“Mom! Can you help me with this?”
Pattu calls plaintively as she focuses head bent on a word grid. I turn the gas down on the vegetable I am sauteing and move behind her. Circling what she asked for, I lift my head and notice Ammu on the floor, her feet in the air playing with Laddu’s blocks. She is a picture of concentration as she stacks and orders them in a way that speaks to her. I stand mute, watching her squint, throw her head back and wiggle a block in place. I nudge Saathi and he joins me. We are distracted by a squeal of joy as Laddu rips apart the flyers that came in the mail. I sigh contentedly, give her a loud smacking kiss and head back to the kitchen.
It has been almost a month since school ended. I looked at camps half heartedly, mulled finding a nanny for a couple of days a week to give me respite, explored a membership at the YMCA and gave it all up in defense of doing nothing. For three glorious weeks, we wake up to the tune of our internal clocks, eat a hot breakfast, play on the swing set, come in sweaty and muddy and cool off under the whirring fan. Sometimes we take to the cool basement and play make-believe games till lunch. Rinse. Repeat.
As I navigate notepads, pens, dolls, cars, singing and beeping toys as I climb the stairs with Laddu, I feel annoyance reach a new high. Shoving them to the side, I walk upstairs to be stopped by giggles and raucous laughter from below. This wild abandon of childhood topples the annoyance and replaces it with an irrepressible grin. I smile as I walk down.

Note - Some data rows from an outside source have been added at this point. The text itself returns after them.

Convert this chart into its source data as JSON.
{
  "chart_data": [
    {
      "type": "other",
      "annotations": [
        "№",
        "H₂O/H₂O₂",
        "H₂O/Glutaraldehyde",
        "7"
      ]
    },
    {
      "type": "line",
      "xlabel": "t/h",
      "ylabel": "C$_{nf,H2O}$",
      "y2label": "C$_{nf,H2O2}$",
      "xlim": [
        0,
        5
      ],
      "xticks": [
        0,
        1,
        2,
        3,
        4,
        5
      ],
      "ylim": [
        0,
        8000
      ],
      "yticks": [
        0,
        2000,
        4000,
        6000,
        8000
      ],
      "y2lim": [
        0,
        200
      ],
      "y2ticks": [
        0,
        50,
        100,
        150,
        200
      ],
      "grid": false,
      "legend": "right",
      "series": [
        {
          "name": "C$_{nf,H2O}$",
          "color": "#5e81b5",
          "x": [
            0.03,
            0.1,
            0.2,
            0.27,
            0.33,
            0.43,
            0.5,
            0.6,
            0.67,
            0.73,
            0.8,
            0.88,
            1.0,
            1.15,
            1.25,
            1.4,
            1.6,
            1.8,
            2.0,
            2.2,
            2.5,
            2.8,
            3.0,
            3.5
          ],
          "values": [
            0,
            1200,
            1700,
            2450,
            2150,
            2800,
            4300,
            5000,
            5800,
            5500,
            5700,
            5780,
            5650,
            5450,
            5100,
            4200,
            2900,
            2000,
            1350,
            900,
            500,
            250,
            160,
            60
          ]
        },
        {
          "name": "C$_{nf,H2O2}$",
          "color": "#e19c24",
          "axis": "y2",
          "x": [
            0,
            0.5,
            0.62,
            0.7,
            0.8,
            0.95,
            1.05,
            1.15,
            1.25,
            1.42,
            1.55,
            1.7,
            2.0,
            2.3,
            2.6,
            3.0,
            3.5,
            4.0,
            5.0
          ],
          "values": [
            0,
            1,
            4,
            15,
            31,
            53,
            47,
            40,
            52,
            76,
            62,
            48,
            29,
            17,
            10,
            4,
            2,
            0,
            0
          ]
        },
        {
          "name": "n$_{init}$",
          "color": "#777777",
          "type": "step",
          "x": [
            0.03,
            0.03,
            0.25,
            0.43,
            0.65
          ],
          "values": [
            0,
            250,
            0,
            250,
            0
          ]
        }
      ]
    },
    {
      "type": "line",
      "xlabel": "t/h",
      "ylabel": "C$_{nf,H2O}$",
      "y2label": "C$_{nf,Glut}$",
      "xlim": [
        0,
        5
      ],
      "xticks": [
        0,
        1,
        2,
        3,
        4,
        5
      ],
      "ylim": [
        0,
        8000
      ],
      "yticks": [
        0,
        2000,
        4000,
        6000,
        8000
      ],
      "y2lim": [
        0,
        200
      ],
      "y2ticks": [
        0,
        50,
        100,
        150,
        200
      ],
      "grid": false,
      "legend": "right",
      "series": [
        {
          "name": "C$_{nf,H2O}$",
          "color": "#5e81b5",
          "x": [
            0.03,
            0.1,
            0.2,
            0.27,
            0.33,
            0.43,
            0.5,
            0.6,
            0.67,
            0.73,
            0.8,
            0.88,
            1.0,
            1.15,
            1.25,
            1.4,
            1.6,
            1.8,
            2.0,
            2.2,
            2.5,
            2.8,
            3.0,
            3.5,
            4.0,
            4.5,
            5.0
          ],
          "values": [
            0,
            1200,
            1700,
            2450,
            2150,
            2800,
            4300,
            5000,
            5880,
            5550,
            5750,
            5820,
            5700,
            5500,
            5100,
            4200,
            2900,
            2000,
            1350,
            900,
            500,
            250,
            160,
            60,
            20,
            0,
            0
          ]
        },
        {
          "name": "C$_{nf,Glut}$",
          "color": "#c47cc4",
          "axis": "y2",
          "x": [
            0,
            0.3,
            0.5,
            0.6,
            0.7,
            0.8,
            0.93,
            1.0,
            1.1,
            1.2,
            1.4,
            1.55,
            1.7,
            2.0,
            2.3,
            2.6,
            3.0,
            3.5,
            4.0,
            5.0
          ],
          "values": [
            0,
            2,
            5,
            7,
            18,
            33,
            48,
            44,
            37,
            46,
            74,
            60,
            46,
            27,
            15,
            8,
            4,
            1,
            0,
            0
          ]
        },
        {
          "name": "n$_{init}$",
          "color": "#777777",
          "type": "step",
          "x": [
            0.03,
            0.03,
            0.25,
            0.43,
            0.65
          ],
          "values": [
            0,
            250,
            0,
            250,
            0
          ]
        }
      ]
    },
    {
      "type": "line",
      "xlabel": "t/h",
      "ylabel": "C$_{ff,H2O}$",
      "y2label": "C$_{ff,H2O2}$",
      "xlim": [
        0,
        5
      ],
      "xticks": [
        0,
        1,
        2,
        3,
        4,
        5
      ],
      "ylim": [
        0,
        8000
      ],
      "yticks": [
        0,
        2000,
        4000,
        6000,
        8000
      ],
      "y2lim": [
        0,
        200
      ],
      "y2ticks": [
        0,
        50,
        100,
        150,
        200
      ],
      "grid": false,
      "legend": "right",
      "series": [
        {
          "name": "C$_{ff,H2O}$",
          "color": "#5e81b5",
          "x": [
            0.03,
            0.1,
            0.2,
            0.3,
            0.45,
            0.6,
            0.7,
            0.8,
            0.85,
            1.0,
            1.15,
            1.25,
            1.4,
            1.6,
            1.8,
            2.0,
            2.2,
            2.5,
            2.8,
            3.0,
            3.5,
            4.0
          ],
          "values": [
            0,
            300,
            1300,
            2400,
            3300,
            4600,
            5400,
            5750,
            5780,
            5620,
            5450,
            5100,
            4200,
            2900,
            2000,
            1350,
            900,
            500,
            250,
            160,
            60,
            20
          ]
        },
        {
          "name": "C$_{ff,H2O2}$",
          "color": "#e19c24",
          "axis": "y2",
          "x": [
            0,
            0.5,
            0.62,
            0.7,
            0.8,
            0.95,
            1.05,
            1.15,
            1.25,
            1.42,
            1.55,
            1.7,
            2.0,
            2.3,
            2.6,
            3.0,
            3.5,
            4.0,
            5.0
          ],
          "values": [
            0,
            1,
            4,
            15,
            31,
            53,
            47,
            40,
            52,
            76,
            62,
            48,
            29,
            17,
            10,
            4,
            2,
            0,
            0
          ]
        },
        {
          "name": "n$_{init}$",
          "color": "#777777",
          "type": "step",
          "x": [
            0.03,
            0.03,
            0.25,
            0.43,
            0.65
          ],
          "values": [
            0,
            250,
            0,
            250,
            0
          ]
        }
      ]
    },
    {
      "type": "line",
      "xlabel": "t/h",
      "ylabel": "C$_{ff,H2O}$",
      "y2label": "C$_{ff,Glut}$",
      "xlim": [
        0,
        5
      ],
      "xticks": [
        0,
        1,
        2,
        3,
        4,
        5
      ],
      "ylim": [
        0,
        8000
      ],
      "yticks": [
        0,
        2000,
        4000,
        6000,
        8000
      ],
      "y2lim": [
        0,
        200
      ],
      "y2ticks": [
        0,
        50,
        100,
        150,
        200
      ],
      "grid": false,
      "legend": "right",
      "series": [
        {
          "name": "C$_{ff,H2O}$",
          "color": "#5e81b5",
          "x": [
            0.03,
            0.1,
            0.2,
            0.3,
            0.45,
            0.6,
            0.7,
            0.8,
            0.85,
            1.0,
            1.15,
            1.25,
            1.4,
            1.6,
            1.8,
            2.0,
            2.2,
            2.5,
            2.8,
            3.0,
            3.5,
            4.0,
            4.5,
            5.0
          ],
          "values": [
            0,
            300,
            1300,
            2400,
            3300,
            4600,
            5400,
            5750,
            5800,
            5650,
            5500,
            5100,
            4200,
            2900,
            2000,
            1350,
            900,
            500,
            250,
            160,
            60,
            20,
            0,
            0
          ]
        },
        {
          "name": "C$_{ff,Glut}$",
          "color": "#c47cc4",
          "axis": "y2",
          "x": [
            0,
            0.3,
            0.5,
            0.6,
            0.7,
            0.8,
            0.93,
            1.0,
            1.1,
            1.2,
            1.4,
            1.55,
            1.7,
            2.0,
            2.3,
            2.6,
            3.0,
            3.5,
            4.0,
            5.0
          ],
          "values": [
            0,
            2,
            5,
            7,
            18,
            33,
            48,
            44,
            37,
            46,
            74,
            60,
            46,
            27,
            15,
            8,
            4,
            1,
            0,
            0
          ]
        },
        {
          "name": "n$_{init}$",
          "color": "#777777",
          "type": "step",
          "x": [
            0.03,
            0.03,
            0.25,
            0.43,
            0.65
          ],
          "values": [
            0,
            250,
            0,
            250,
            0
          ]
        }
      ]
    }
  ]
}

The landing now has a few more books, they are arranged in order down the front stairs. The twins are playing student-teacher. Echoes of a conversation from the morning ring in my ears. “Read to them” exhorts a friend. I survey the scene in front of me. I realize there is value to this nothingness.
I should probably print worksheets out, sit with them and prepare them for first grade. I should in hindsight be reading to them each day. I should have enrolled them in classes like I planned. Swim. Dance. Music. The regrets are fleeting and replaced by something tangible. I watch the girls learn to make the most of their time together. They invent games, come up with rules, take turns to lead and find innovative uses for almost everything in their field of vision. They also complain they are bored a million times. As I learn to ignore the grumbling, they become resourceful. They annoy their little sister a lot, but they also form a team, making faces and engaging with her as I juggle chores around the house.
When summer is over, they may not have acquired skills that a camp or a new class might have taught them but they will have become experts in making do with what they have. Perhaps, a few years from now, they will look back fondly on their first summer of indolence and sigh longingly.